呼ばれるままに医務室の外について行くと、騎士団長は、
「全てが丸く治まったぞ、」
と、ニカッと笑い、
僕の狩りでの分け前…と言っても、宿りバチの卵を創薬ギルドに売り払った料金を、騎士団と折半した分の小金貨一枚を使い、爺やさんがファーメル家の代表として、迷惑をかけた住人に慰謝料を払いってくれる手ハズになったそうで、衛兵詰所に出頭すれば、罰金も減刑されて、犯罪奴隷などには落ちない様にしてくれるらしい。
蜂の卵の代金は、騎士団員皆と頭割りで構わないと僕が言ったのだが、
「いやあれは、ケン殿が体を痛めて稼いだ戦果、全てケン殿が…」
とニック様が言ったのを、
「摘出してくれたのは騎士団なので、」
と僕がゴネて半分こに決まったぶんではあるが、まさか、全部で小金貨二枚とは…あの真珠玉みたいな蜂の卵が百個で…二百万円か…金額は凄いが、もう二度とは御免である。
普通ならば、麻痺して痛くないが、『状態異常無効』で麻酔無しで体に異物を埋め込まれるのと同じなのだ、それを百個…思い出しただけでゾワゾワする。

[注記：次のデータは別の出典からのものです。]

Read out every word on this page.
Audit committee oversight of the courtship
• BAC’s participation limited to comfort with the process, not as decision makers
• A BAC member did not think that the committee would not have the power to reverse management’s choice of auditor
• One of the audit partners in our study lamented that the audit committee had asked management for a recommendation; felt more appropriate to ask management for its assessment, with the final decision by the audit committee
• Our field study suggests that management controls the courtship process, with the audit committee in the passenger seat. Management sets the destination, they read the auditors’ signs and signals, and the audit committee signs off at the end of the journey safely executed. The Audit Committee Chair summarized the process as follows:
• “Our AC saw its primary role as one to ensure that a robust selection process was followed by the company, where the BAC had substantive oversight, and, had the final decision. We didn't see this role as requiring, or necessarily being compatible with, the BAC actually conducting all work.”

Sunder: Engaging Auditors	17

しかし、精算は最終日の予定だったが、ニック様は色々と融通をしてくれたらしい。
そして、騎士団長は、革の小袋を僕に渡して、
「これは、肉を販売した分のケン殿の取り分です。
これで、あの子達の身の回りの物を頼みます。
それと、ニック様より、何でも屋ケンちゃんへの蜂の巣駆除の依頼料は暫し待って欲しいとの事です。」
と話してくれた。
革の巾着には大銀貨一枚と小銀貨六枚が入っており、
「こんなに?」
と驚く僕に、油の乗った猪魔物がかなり有ったのが良い値段になって、参加した団員皆も臨時ボーナスがこの額貰えると騎士団長さんは話してくれた。